APROGEO-SP ENTREVISTA GEÓGRAFO DIRETOR TÉCNICO DO NÚCLEO DE MONUMENTOS GEOLÓGICOS DO INSTITUTO GEOLÓGICO DO ESTADO DE SÃO PAULO - SMA

Dando continuidade à sequência de entrevistas realizadas pela APROGEO-SP, a associação publica uma terceira conversa no Blog, agora entrevistando o Geógrafo Rogério Rodrigues Ribeiro, ainda em relação ao tema dos Riscos de Escorregamento e de Inundações. Abordando questões práticas e reais da atuação do profissional geógrafo, Rogério nos permite conhecer mais a respeito da prevenção, monitoramento e fiscalização de áreas de risco pelos órgãos públicos estaduais e municipais. Comenta ainda sobre legislação ambiental, planejamento urbano, minimização de impactos ambientais, compensação, infrações e multas.

Aproveitamos para agradecer ao Geógr. Rogério pela entrevista concedida ao nosso Blog. Convidamos a todos a participar, deixando suas dúvidas e comentários!

Currículo

Rogério Rodrigues Ribeiro

Geógrafo desde o ano 2000 pela Faculdade de Filosofia Letras e Ciências da Universidade de São Paulo (USP) onde também concluiu a licenciatura em Geografia. Mestre em Ciências (Programa de Geologia Sedimentar) pelo Instituto de Geociências da USP em 2003 e Especialista em Engenharia de Controle da Poluição Ambiental, pela Faculdade de Saúde Pública da mesma Universidade. Atualmente é Pesquisador Científico III, Diretor Técnico do Núcleo de Monumentos Geológicos do Instituto Geológico-SMA, desenvolvendo trabalhos nas áreas de Geomorfologia, Riscos Geológicos e Patrimônio Natural Geológico do Estado de São Paulo.

Currículo Lattes
http://buscatextual.cnpq.br/buscatextual/visualizacv.jsp?id=K4250224E0



(APROGEO-SP) Você atuou como geógrafo em diversos órgãos públicos estaduais e municipais. É comum encontrar geógrafos atuando na identificação, prevenção e monitoramento de riscos nos órgãos públicos? Qual é a importância do trabalho do geógrafos nestas entidades?
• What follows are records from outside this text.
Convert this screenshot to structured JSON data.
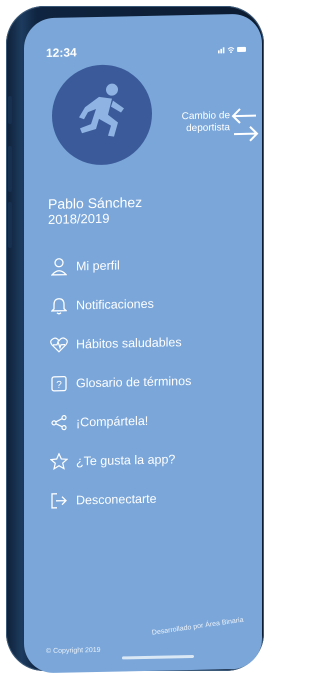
{
  "status": {
    "time": "12:34",
    "icons": "signal-wifi-battery"
  },
  "profile": {
    "avatar_icon": "runner-icon",
    "name": "Pablo Sánchez",
    "season": "2018/2019"
  },
  "switch_sport": {
    "label_line1": "Cambio de",
    "label_line2": "deportista",
    "icon": "swap-arrows-icon"
  },
  "menu": {
    "items": [
      {
        "label": "Mi perfil",
        "icon": "user-icon"
      },
      {
        "label": "Notificaciones",
        "icon": "bell-icon"
      },
      {
        "label": "Hábitos saludables",
        "icon": "heartbeat-icon"
      },
      {
        "label": "Glosario de términos",
        "icon": "question-icon"
      },
      {
        "label": "¡Compártela!",
        "icon": "share-icon"
      },
      {
        "label": "¿Te gusta la app?",
        "icon": "star-icon"
      },
      {
        "label": "Desconectarte",
        "icon": "logout-icon"
      }
    ]
  },
  "footer": {
    "copyright": "© Copyright 2019",
    "credit": "Desarrollado por Área Binaria"
  },
  "colors": {
    "screen_bg": "#7aa6d9",
    "avatar_bg": "#3b5a99",
    "text": "#ffffff"
  }
}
(Geóg. Rogério Ribeiro) São muito poucos os geógrafos que tem atuado na gestão dos desastres naturais, em especial nos órgãos públicos. E isso é um sério problema, pois o geógrafo possui excelentes competências para atuar nessa área tão importante e com tamanha visibilidade nos últimos anos. É um campo promissor aos geógrafos. Explico mais. A gestão dos riscos pode ser dividida basicamente em quatro partes: prevenção, preparação para emergências e desastres, resposta e reconstrução. A prevenção é uma etapa onde o geógrafo pode participar na elaboração de cartas geotécnicas, mapas de suscetibilidade, mapeamentos das áreas de risco; desenvolvimento de projetos de educação ambiental contendo noções básicas de legislação ambiental e urbana e de percepção do risco a desastres. Na etapa de preparação para emergências e desastres, cabe a atuação dos geógrafos no desenvolvimento de planos de contingência, sistemas de alerta, planos preventivos, cursos de capacitação em Desastres, bem como desenvolver pesquisas nessa área. Na etapa de resposta ao desastre vejo que podemos atuar também na assistência às populações vitimadas, como, por exemplo, nas atividades assistenciais e de reabilitação do cenário do desastre, por meio da realização de vistorias, elaboração de pareceres e recuperação de unidades habitacionais de baixa renda. Por último, a etapa da reconstrução. Nesta cito ações para recuperar ecossistemas, reduzir vulnerabilidades, promover o ordenamento do uso e ocupação do solo, entre outras.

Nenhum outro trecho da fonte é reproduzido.